AC, 2015, Acrylic on canvas, 60” x 60”

AC, 2015, Acrylic on canvas, 60” x 60”

Listening to White talk is convincing. The discipline of the athlete and the artist surely requires the same kind of solitude, and, like an athlete going into a game, White knows that anything can happen in the art-making process. “You’re creating a problem for yourself to solve every day that really doesn’t matter to anyone else. It’s similar to trying to up your game or shave a second off of your time.” This led White to think more about the way emotions are enacted in sports. In a recent exhibition at David Castillo Gallery in Miami, White fused inkjet prints of athletes with acrylic painting to show how gender informs emotional moments on the field. Her critique is playful but revealing. She relegated the male athletes to a space in the back of the gallery that she called the man cave.

The Midge Game, 2015, Inkjet and acrylic on UV vinyl, wood and gold Mylar frame, custom-shaped and hand-painted rug, 97” x 73” x 54”

The Midge Game, 2015, Inkjet and acrylic on UV vinyl, wood and gold Mylar frame, custom-shaped and hand-painted rug, 97” x 73” x 54”

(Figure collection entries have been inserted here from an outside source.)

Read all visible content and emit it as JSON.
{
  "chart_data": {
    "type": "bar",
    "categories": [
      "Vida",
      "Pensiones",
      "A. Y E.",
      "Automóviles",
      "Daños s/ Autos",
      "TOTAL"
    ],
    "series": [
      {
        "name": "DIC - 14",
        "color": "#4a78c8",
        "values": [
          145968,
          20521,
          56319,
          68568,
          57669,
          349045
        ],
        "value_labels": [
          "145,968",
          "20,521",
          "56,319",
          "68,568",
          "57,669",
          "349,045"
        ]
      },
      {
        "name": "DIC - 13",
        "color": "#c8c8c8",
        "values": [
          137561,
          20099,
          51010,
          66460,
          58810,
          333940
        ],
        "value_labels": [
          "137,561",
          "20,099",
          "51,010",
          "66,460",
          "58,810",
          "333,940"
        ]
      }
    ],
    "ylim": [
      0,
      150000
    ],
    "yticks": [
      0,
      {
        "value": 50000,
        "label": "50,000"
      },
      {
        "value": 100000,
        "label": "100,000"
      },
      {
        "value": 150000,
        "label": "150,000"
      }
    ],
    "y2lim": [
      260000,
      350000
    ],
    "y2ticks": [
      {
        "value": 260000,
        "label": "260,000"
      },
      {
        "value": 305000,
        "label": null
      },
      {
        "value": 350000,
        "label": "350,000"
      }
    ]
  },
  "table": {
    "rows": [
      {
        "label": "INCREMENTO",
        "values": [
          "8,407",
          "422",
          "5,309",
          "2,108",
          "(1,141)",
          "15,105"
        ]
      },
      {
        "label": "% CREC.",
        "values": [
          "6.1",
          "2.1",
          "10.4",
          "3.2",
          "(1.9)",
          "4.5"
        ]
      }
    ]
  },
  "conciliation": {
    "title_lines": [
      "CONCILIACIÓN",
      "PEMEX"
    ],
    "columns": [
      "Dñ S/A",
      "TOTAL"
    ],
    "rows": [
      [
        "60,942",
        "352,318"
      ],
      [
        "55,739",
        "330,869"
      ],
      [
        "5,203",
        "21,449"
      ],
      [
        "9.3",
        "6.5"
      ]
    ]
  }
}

“That got me thinking about the splitting of the domestic space based on gender-based desires,” White says. She noticed how on shows like House Hunters, where couples scout their perfect home, the men and women often have very gendered needs. The woman always wants a bigger closet; the man needs a place of his own to play music or pool.

There’s hardly anything in life that isn’t planned . . . But games happen and people win and people lose.

“In such an increasingly non-gendered world where the line should be blurred, television and mainstream media tell us that we should still be defined by it.”

Oh Well (Green) (detail), 2015, Acrylic on canvas, wood and enamel frame, 26” x 32”

Oh Well (Green) (detail), 2015, Acrylic on canvas, wood and enamel frame, 26” x 32”

Double Vanity will delve into this theme using the architecture of the gallery itself. Sherrick & Paul is divided in two by a freestanding wall, giving it a mirrored effect. White is carpeting the floors in white and using the mirrored spaces to reflect the two domains of the home: male and female. The paintings in the show have names like Sure, Scumbag and Crybaby and use a decorative palette of pastels. Many of the pieces include text, which is inspired by White’s neighborhood in Chinatown, Manhattan. She stencils letters into her work that reflect the neighborhood’s signage, awnings, and canopies that are teeming with English, Cantonese, and graffitied text.

Though the text in White’s paintings does not usually have a discernable meaning, it reflects the human need to leave a mark on the world. Rather than trying to force meaning into a work, White relies on the vagueness of abstraction. “Meaning,” she wrote in a catalog piece, “doesn’t breathe outside of a moment.”

Sure, Scumbag, 2015, Acrylic on canvas, 60” x 60”

Sure, Scumbag, 2015, Acrylic on canvas, 60” x 60”

As an athlete who practices every day year round knows, the moment will pass if you don’t seize it. White finds it in her studio practice when she starts trusting a different part of the brain and the work takes over. “That’s the moment. It’s a glance. It’s a flicker. That’s the moment that keeps you making more.”